The Eastern New Mexico News - Serving Clovis, Portales and the Surrounding Communities

Another viewpoint: Ethics prosecutions awfully partisan


November 3, 2019

One of the funnest things about living in New Mexico is keeping up with the scandals perpetrated by our elected officials. It’s not just a state: it’s an ongoing Judge Judy episode.

According to the Coalition for Integrity (C4I), New Mexico ranked as the 10th most corrupt state in 2018. The interesting point about this study is that rankings were made solely on the states’ existing ethics and transparency codes.

So, we’re set up for corruption by statute (or lack thereof). And we have gotten used to it as citizens.

It seems that New Mexicans only get up in arms over bad behavior when it’s committed by politicians from the opposite party. Our own folks get a bye.

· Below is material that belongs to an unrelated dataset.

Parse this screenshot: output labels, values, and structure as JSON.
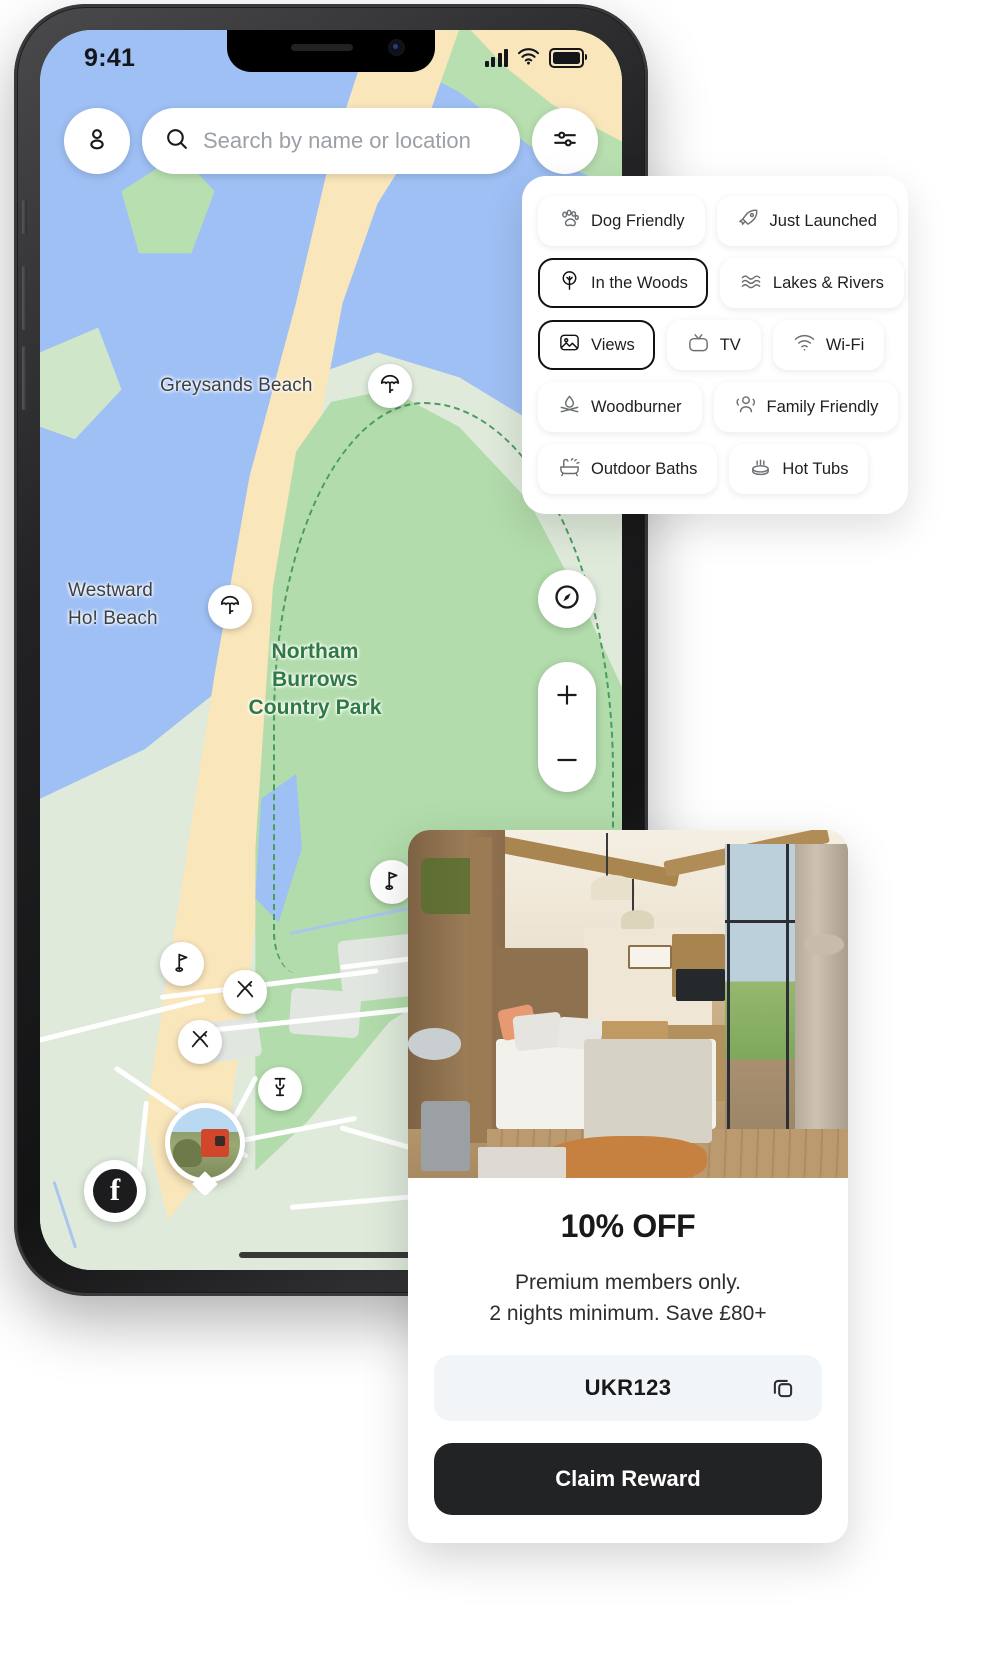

Let’s take DUI. We’ve had two legislators nabbed in the last two years for driving under the influence.

Last year a Republican was arrested in Bernalillo County. The police leaked the arrest footage, and “someone” ensured it got picked up nationally and internationally. The prosecutor made sure the trial would happen before the election. She was arrested in May, convicted by the end of September. She lost her re-election bid in November.

That’s a pretty amazing result for New Mexico and for Bernalillo County. According to Mothers Against Drunk Driving, N.M. generally does a poor job of prosecuting DUI offenders — statewide we have about a 34% conviction rate. Bernalillo County is even worse; 16% of arrests in resulted in conviction. Yet, somehow, prosecutorial forces got it together to evince a rare conviction in the case of a Republican lawmaker.

Did I mention that the district attorney prosecuting the case is a Democrat?

This year, a Democrat was arrested in Rio Arriba County at the end of June. Also, arrest footage was released to the media. So far, however, there is little progress; seven different judges have recused themselves or been bumped off the case. A trial date was set for mid-November, and the senator’s counsel is requesting a jury trial. Meanwhile, the senator retains his chairmanship of the Senate Judiciary Committee, says he has no intention of resigning if convicted, and is planning to stand for reelection in 2020.

The senator will probably be OK, though. According to MADD, Rio Arriba County has barely a 5% conviction rate. And there hasn’t been an elected Republican there since I think ever.

Then there’s campaign finance. The former Republican secretary of state was aggressively prosecuted in 2015 by the Democrat attorney general for misuse of campaign finance funds, to the tune of $13,000. She pleaded guilty to diverting funds to private accounts to pay gambling debts and resigned.

Meanwhile, our current lieutenant governor spent over $15,000 in campaign funds on private jets in October of 2018. No outrage, investigation or even interest.

Maybe — just maybe — the newly appointed bipartisan State Ethics Commission can make some headway not just on ethics violations, but also toward nonpartisan, apolitical prosecution of same. Unfortunately the Legislature that reluctantly created it continues to drag its feet — the first meeting of the Legislative Ethics Committee (LEC) was postponed two months and held on Oct. 21. No one from the public attended.

You don’t have to be transparent if no one shows up.

Let’s hope that either the public starts paying attention or the LEC publishes its meeting schedule. For the moment, though, it’s a bad time to be on the wrong side of the aisle as well as the wrong side of the law.